Autre sujet particulièrement intéressant, les combats autour de Varsovie fin juillet et début août 1944. L’Histoire retient que l’Armée rouge reste aux portes de la capitale polonaise le temps que l’insurrection soit matée par les Allemands afin d’éviter tout gouvernement non communiste. Militairement parlant, la situation est un peu plus complexe. Charles TRANG revient ainsi sur la destruction des pointes avancées soviétiques sous l’impulsion de Walter MODEL qui, toute proportion gardée, réédite le même exploit que von MANSTEIN à Kharkiv au printemps 1943 : rétablir une situation particulièrement compromise en profitant de l’épuisement soviétique et d’une manœuvre particulièrement habile combinés à une parfaite maîtrise des opérations. L’insurrection polonaise se déclenche trop tard. Les Soviétiques sont déjà accaparées par tenter de sauver leurs propres éléments de la destruction.

Ce numéro débute une très intéressante étude de Hubert GROULT sur les kamikazes japonais. Revenant sur les motivations et le contexte, l’auteur décrit ensuite les premières opérations dans le Pacifique. La description de la succession des opérations suicide et les dégâts provoqués montrent l’ampleur du danger que les kamikazes représentent pour la flotte américaine, son impact psychologique mais aussi matériel et humain.
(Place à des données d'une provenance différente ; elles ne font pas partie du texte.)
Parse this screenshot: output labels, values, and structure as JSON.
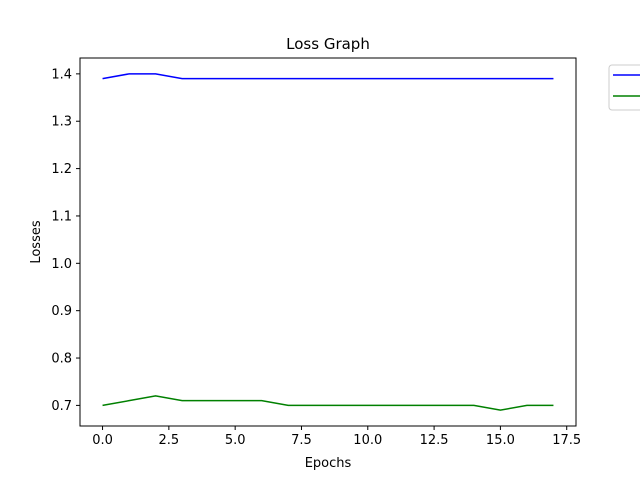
{
  "chart_data": {
    "type": "line",
    "title": "Loss Graph",
    "xlabel": "Epochs",
    "ylabel": "Losses",
    "xlim": [
      -0.85,
      17.85
    ],
    "ylim": [
      0.6565,
      1.4335
    ],
    "xticks": [
      0.0,
      2.5,
      5.0,
      7.5,
      10.0,
      12.5,
      15.0,
      17.5
    ],
    "xtick_labels": [
      "0.0",
      "2.5",
      "5.0",
      "7.5",
      "10.0",
      "12.5",
      "15.0",
      "17.5"
    ],
    "yticks": [
      0.7,
      0.8,
      0.9,
      1.0,
      1.1,
      1.2,
      1.3,
      1.4
    ],
    "ytick_labels": [
      "0.7",
      "0.8",
      "0.9",
      "1.0",
      "1.1",
      "1.2",
      "1.3",
      "1.4"
    ],
    "grid": false,
    "legend_position": "outside-top-right",
    "x": [
      0,
      1,
      2,
      3,
      4,
      5,
      6,
      7,
      8,
      9,
      10,
      11,
      12,
      13,
      14,
      15,
      16,
      17
    ],
    "series": [
      {
        "color": "#0000ff",
        "values": [
          1.39,
          1.4,
          1.4,
          1.39,
          1.39,
          1.39,
          1.39,
          1.39,
          1.39,
          1.39,
          1.39,
          1.39,
          1.39,
          1.39,
          1.39,
          1.39,
          1.39,
          1.39
        ]
      },
      {
        "color": "#008000",
        "values": [
          0.7,
          0.71,
          0.72,
          0.71,
          0.71,
          0.71,
          0.71,
          0.7,
          0.7,
          0.7,
          0.7,
          0.7,
          0.7,
          0.7,
          0.7,
          0.69,
          0.7,
          0.7
        ]
      }
    ]
  }
}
Bien loin d’être anecdotique.

Le récit des opération de la Brigade Irene (prolongation de l’article paru dans Normandie 1944 Magazine n°35) est ici particulièrement intéressant car il entraîne les lecteurs dans les combats lors de l’avance vers la Hollande en septembre et octobre 1944. Mis à part ceux célèbres de l’opération Market-Garden (et encore pas tous), ce secteur est réellement à découvrir (voir aussi Autumn Gale et Kampfgruppe Walther). Les photos qui accompagnent l’article sont variées et originales avec quelques portraits saisissants de combattants.

Côté armée américaine, hommage à un vétéran du 6 juin 1944, la suite de la biographie de RAFF de ses démêlés avec RIDGWAY (entre autres) et de son rôle dans la mise en place des forces spéciales américaines au sens contemporain du terme, et un étonnant article sur la vie quotidienne des soldats dans les semaines et les mois qui suivent la fin des combats avec l’exemple du 507th US Parachute Infantry Regiment en Autriche.

La découverte des installations du Westwall à l’aide du musée de Beckingen ne peut qu’inciter à découvrir davantage cette ligne de fortifications qui, comme la Ligne Maginot, reste bien moins étudiées et connue que le Mur de l’Atlantique. Toujours riche en couleurs, une étonnante étude présente des objets commémoratifs de propagande pour célébrer l’Axe.

La rubrique bibliothèque se penche sur la biographie de von Runstedt, le maréchal oublié avec une recension positive.